Mobility app Moovit vulnerabe, exposes user data and enables free rides
Learn More
A combination of vulnerabilities have been identified in Moovit, a widely-used mobility app. Moovit, originally founded in Israel and later acquired by Intel in 2020 for a significant $900 million, serves as a comprehensive platform for users to plan routes, access public transportation maps, and even buy and use tickets.
With a vast global presence, the app caters to a user base of 1.7 billion riders spanning 112 countries and 3,500 cities.
Security researchers have uncovered three vulnerabilities within the Moovit app. Exploiting these vulnerabilitues could enable hackers not only to
- obtain free rides
- gain unauthorized access to users' personal information.

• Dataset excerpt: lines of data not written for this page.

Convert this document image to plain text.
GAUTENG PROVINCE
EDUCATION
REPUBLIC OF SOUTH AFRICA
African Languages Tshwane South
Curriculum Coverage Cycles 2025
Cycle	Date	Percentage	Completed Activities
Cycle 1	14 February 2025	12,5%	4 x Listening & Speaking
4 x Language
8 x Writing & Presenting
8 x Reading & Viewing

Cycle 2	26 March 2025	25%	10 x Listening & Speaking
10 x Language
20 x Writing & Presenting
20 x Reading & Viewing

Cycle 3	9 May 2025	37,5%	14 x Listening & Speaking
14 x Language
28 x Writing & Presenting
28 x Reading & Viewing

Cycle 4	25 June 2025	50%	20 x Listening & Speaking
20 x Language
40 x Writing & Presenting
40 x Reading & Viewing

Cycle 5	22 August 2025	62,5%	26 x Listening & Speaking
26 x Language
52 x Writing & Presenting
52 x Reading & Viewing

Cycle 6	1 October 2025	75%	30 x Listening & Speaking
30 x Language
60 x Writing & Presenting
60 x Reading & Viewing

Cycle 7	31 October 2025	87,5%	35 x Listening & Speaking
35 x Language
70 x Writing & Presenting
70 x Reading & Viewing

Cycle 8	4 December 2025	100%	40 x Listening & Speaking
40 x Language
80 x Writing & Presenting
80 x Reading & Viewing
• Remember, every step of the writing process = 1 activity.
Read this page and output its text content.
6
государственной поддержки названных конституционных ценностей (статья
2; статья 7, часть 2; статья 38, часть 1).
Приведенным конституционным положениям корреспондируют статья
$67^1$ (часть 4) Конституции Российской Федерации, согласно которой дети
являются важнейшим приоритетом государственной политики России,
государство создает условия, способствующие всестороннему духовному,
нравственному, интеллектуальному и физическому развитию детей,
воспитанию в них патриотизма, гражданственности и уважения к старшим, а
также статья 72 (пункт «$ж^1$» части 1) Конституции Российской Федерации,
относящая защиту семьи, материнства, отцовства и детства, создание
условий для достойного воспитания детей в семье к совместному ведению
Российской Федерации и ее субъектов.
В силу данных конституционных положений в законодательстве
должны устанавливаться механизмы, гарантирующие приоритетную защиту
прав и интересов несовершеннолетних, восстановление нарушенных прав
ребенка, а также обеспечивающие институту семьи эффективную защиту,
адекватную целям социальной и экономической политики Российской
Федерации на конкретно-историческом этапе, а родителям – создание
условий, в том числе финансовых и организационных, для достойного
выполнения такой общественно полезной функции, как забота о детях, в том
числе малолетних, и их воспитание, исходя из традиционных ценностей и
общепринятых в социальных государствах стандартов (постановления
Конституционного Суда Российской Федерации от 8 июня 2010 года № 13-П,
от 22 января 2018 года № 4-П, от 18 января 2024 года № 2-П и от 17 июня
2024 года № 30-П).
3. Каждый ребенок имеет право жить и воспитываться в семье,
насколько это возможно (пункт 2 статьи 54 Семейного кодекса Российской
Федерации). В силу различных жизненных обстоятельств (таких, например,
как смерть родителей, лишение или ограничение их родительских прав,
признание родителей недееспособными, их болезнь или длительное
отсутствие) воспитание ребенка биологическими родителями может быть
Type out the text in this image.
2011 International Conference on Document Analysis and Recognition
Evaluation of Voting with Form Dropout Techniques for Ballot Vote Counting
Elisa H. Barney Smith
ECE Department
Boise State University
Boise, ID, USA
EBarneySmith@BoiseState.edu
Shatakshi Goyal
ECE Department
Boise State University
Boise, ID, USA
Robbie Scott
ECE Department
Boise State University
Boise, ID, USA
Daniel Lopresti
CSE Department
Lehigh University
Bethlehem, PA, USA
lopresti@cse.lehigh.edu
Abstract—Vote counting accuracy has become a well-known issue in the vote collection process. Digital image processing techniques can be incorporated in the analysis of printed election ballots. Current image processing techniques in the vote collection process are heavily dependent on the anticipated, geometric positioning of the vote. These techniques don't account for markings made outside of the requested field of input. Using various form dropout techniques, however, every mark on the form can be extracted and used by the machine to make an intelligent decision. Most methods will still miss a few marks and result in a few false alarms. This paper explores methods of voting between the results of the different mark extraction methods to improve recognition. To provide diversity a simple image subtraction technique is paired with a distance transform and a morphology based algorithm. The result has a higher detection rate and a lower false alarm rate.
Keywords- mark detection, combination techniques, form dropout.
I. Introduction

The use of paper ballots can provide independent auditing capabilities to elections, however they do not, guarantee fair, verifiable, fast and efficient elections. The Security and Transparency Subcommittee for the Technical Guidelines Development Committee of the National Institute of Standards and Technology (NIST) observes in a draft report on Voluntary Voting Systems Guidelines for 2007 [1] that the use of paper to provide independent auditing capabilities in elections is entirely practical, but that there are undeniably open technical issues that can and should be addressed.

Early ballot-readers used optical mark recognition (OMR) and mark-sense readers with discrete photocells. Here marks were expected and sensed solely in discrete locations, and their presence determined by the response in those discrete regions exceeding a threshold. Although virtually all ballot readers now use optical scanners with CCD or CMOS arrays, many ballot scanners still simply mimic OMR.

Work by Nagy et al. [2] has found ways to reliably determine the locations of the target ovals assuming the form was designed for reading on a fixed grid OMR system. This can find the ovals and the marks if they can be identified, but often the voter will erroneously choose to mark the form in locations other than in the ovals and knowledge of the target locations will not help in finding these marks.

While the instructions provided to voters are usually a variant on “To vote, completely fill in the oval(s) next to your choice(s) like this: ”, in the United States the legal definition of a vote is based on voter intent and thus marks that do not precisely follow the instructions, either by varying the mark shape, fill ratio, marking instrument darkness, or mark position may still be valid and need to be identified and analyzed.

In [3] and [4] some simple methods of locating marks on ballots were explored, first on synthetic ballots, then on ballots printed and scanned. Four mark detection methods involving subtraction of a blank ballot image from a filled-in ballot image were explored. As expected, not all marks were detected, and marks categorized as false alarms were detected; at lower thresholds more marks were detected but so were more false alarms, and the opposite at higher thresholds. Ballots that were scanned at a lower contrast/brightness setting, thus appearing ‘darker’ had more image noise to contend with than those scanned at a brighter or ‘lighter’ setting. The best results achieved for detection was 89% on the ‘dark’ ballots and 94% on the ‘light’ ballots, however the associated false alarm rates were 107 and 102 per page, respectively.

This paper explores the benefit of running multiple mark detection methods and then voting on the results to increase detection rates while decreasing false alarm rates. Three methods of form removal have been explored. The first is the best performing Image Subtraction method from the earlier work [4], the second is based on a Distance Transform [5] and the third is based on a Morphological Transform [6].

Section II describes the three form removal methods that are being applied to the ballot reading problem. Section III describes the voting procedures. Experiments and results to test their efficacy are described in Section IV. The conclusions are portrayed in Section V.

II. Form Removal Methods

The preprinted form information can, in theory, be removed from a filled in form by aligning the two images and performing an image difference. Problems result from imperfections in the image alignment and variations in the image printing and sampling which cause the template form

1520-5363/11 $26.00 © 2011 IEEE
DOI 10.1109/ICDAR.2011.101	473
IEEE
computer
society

The potentially compromised data includes registration details of new Moovit users worldwide, encompassing sensitive details such as phone numbers, email addresses, home addresses, and the last four digits of credit cards.
The vulnerabilities enable the attacker to execute account takeovers, allowing malicious actors to misuse others' credit cards for their own travel expenses.
The security researchers have described the sequence of exploiting the vulnerabilities as a seamless attack to fully impersonate accounts, perform all the operations on behalf of different accounts, including ordering train tickets.
Moovit has emphasized that there is no evidence of malicious hackers having exploited the flaws. The vulnerabilities were reportedto the company in September 2022, prompting quick action to address the situation.
Moovit acknowledged the urgency and confirmed that vulnerabilities have long since been fixed and no customer action is required. It seems that no bad actors took advantage of these issues to access customer data.